Para algunos que aprecian gran parte de la verdad celestial mientras no logran entrar en su lado intensamente práctico, puede parecer muy lejos de los vuelos paulinos a los lugares comunes de Salomón; pero para el cristiano que no sería como Efraín, “un pastel no volteado”, sino que mantendría la balanza de la verdad, los preceptos y advertencias de Proverbios tendrán su lugar junto con las preciosas verdades de Efesios.
La “cinta azul” en el borde de los piadosos. La vestimenta israelita establecía el carácter celestial de los hábitos del creyente. Tal cinta azul es el libro de Proverbios, cuando la luz de la revelación del Nuevo Testamento brilla sobre ella, dando a conocer el comportamiento adecuado para el que está muerto, sepultado y resucitado con Cristo. Es cierto que estas gloriosas doctrinas no se encontrarán declaradas en el Antiguo Testamento: pertenecen al despliegue especial de la verdad revelada a través del apóstol Pablo. Pero así como “el requisito justo de la ley se cumple en nosotros que no andamos según la carne, sino según el Espíritu”, así el alma que más profundamente entra en la realidad de la nueva creación apreciará más la instrucción del gran libro práctico del Antiguo Testamento.
Como todas las demás Escrituras, ha sido “escrita para nuestra amonestación, sobre quien han llegado los fines de los siglos”.
Volviéndose, entonces, a la estructura del libro: no alcanzó su plenitud actual hasta los días de Ezequías; es decir, aunque todos fueron igualmente inspirados por Dios, no existió en forma de un libro hasta esa fecha, como lo aclara el capítulo 25: 1.
Las principales divisiones parecen ser las siguientes:
Capítulos 1 al 9, inclusive: Sabiduría y locura contrastadas.
Capítulos 10 al 24: Una colección de proverbios escritos por Salomón y ordenados por él mismo.
Capítulos 25 al 29: “También proverbios de Salomón, que los hombres de Ezequías, rey de Judá, copiaron”.
Capítulo 30: La carga, u oráculo, de un sabio desconocido llamado Agur, hijo de Jakeh.
Capítulo 31: Instrucción dada al rey Lemuel por su madre.
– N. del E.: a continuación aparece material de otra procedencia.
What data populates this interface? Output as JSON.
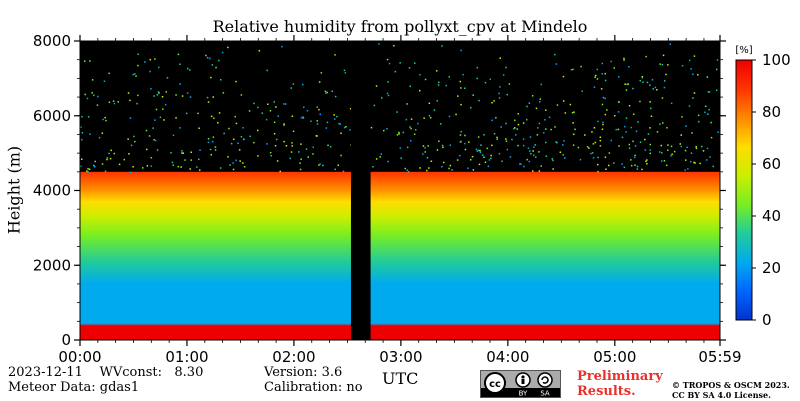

Este nombre probablemente fue otorgado a Salomón cuando era niño por Betsabé. En ese caso, la descripción de la mujer virtuosa dada por alguien que ella misma, en un momento, había sido traicionada del camino de la virtud, es digna del Dios de toda gracia. Es un poema acróstico, ordenado según las letras del alfabeto hebreo.
Tal es la disposición del libro que nos proponemos estudiar. Como parte de “toda la Escritura”, podemos estar seguros de que la encontraremos “útil para enseñar, para redargüir, para corregir y para instruir en justicia”, ayudando a perfeccionar al hombre de Dios para todas las buenas obras.